Why FAK exists
Historically, ocean and rail tariffs priced by commodity — different goods, different rates, reflecting value, density, and handling. That is precise but unwieldy for a consolidator whose container holds twenty shippers' different products, or a carrier who doesn't want to rate every SKU. FAK collapses that into one rate for the box: whatever the mix, this is the price. It is the natural rate basis for NVOCC consolidations and for shippers moving diverse product lines under one contract.
FAK is priced per container (FCL) or as a blended basis for the service, and it is what most modern ocean contracts quote for general cargo. It coexists with commodity-specific rates, which survive where a particular good genuinely warrants special pricing — low-value bulk commodities seeking a cheaper rate, or hazardous and specialised cargo that carries surcharges rather than discounts.
When FAK helps and when it doesn't
FAK helps when your cargo is mixed, varied, or shifting — one rate to manage, no per-commodity classification, easy quoting.
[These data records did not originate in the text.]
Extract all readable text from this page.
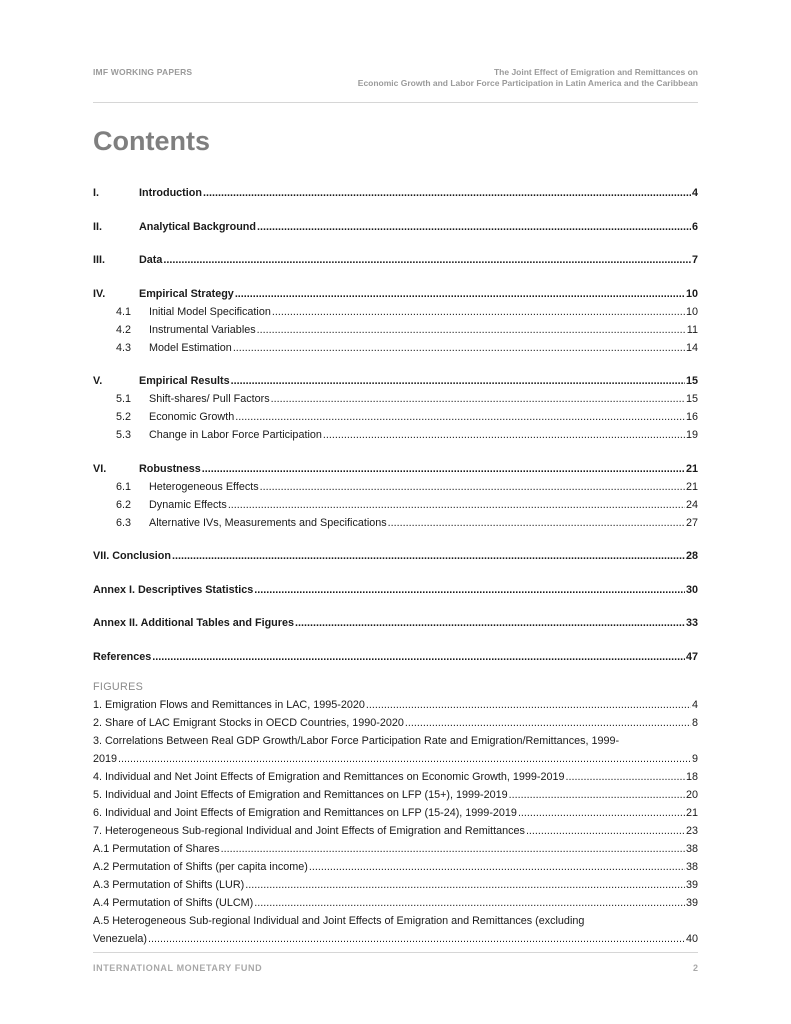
IMF WORKING PAPERS	The Joint Effect of Emigration and Remittances on
Economic Growth and Labor Force Participation in Latin America and the Caribbean
Contents
I.	Introduction .....	4
II.	Analytical Background .....	6
III.	Data .....	7
IV.	Empirical Strategy .....	10
4.1	Initial Model Specification .....	10
4.2	Instrumental Variables .....	11
4.3	Model Estimation .....	14
V.	Empirical Results .....	15
5.1	Shift-shares/ Pull Factors .....	15
5.2	Economic Growth .....	16
5.3	Change in Labor Force Participation .....	19
VI.	Robustness .....	21
6.1	Heterogeneous Effects .....	21
6.2	Dynamic Effects .....	24
6.3	Alternative IVs, Measurements and Specifications .....	27
VII. Conclusion .....	28
Annex I. Descriptives Statistics .....	30
Annex II. Additional Tables and Figures .....	33
References .....	47
FIGURES
1. Emigration Flows and Remittances in LAC, 1995-2020 .....	4
2. Share of LAC Emigrant Stocks in OECD Countries, 1990-2020 .....	8
3. Correlations Between Real GDP Growth/Labor Force Participation Rate and Emigration/Remittances, 1999-
2019 .....	9
4. Individual and Net Joint Effects of Emigration and Remittances on Economic Growth, 1999-2019 .....	18
5. Individual and Joint Effects of Emigration and Remittances on LFP (15+), 1999-2019 .....	20
6. Individual and Joint Effects of Emigration and Remittances on LFP (15-24), 1999-2019 .....	21
7. Heterogeneous Sub-regional Individual and Joint Effects of Emigration and Remittances .....	23
A.1 Permutation of Shares .....	38
A.2 Permutation of Shifts (per capita income) .....	38
A.3 Permutation of Shifts (LUR) .....	39
A.4 Permutation of Shifts (ULCM) .....	39
A.5 Heterogeneous Sub-regional Individual and Joint Effects of Emigration and Remittances (excluding
Venezuela) .....	40
INTERNATIONAL MONETARY FUND	2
It can hurt a shipper whose product would qualify for a lower commodity-specific rate: a dense, low-value good might be cheaper on its own commodity rate than on a blended FAK that's averaged up by higher-rated goods in the tariff. The discipline is to know whether a dedicated commodity rate beats FAK for your specific, regular product.
One important caveat: FAK is a freight-pricing convenience, not a customs shortcut. Customs still requires accurate per-item HS classification and valuation regardless of how the freight was rated — 'freight all kinds' never means 'declare all kinds as one thing'. Mixing up the freight rate basis with the customs declaration is a compliance error, not a saving.